In part through engaging demonstrations with horses, Linda shows how people can take these skills back to the human world. No horse experience, or previous interest in horses, is necessary. You will:
- Take the Master Herder Professional Assessment and receive coaching in how to interpret the results.
- Discover the benefits and challenges of each role, as well as why balancing all five the roles is necessary to success in your personal as well as professional life.
- Learn innovative skills for handling conflict and for motivating and empowering others.
This workshop offers innovative tools for executives, managers, and coaches, as well as people who work in non-profit, social services, political and community- based organizations. Equestrians will explore the advantages of employing this model with horses. Parents and teachers will discover the benefits of balancing all five roles in working with and caring for children of all ages.
September 30 only, or September 30 through October 2 in Missoula
The Heart of Evolution: Exploring the Hidden History and Untapped Potential of the Human-Animal Bond (Half-Day Seminar or Half-Day Seminar & 2-Day Experiential Program)
Did you know that increasing scientific evidence suggests certain animals reached out to our ancestors—befriending, empowering, and gentling people long before we were able to corral and control them? Did you realize that as early humans formed partnerships with animals, our own species became braver, stronger, and more compassionate as a result?

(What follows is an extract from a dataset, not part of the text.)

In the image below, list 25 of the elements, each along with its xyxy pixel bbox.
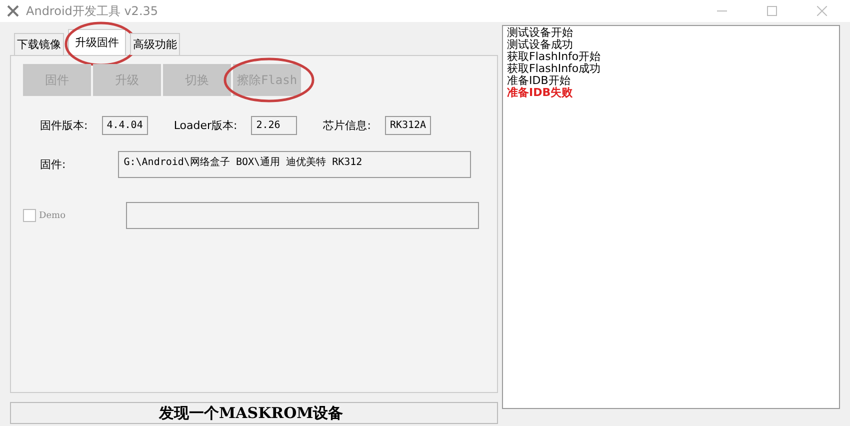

Join Linda for a moving, at times mind-altering exploration of humanity’s deep connection with the caring side of nature during this half day seminar on September 30. A two-day, equine-facilitated skill-building workshop on how to take this ancient wisdom back to the modern human world will follow on Oct. 1 and 2. The public can attend either or both events.
“In researching my fourth book The Power of the Herd, I came across some unexpected information that turns conventional theories about animal domestication inside out and upside down,” Kohanov marvels. “I quickly realized that this counterintuitive perspective on how ancient humans formed mutually beneficial partnerships with other species offers a model for how we can effectively gain the trust and loyalty of people who we may initially perceive as being very different from ourselves.”

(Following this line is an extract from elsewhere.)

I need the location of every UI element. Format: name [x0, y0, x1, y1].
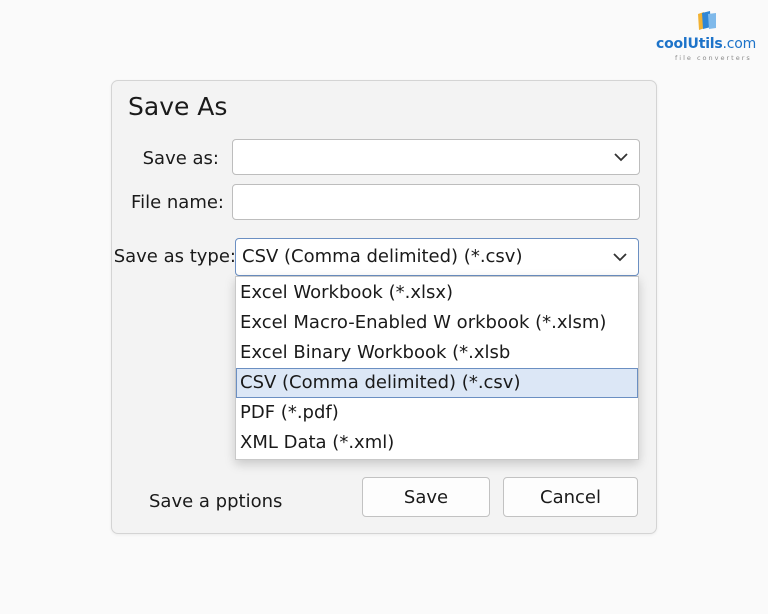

In her latest book The Five Roles of a Master Herder, Kohanov was able to distill research on the human-animal bond into a remarkable eight-step process for 21st century humans who want to enhance their relationships with other people in business, community, educational, and family settings, as well as with other cultures. The Southern Arizona-based author and educator has led similar seminars throughout the US, Canada, and Europe. This marks the first time she will share these insights in Montana. “Linda’s books come alive in this visually inspiring and intellectually original culmination of her work,” says Beverly Kane, MD, Stanford School of Medicine, who attended the seminar near San Francisco. “She is once again the brilliant voice of associative thinking, using science, spirit, and stories to dig deep into our history and into our hearts. What evolves is a striking new narrative on our non-predatory co-evolution with multiple species of animals.”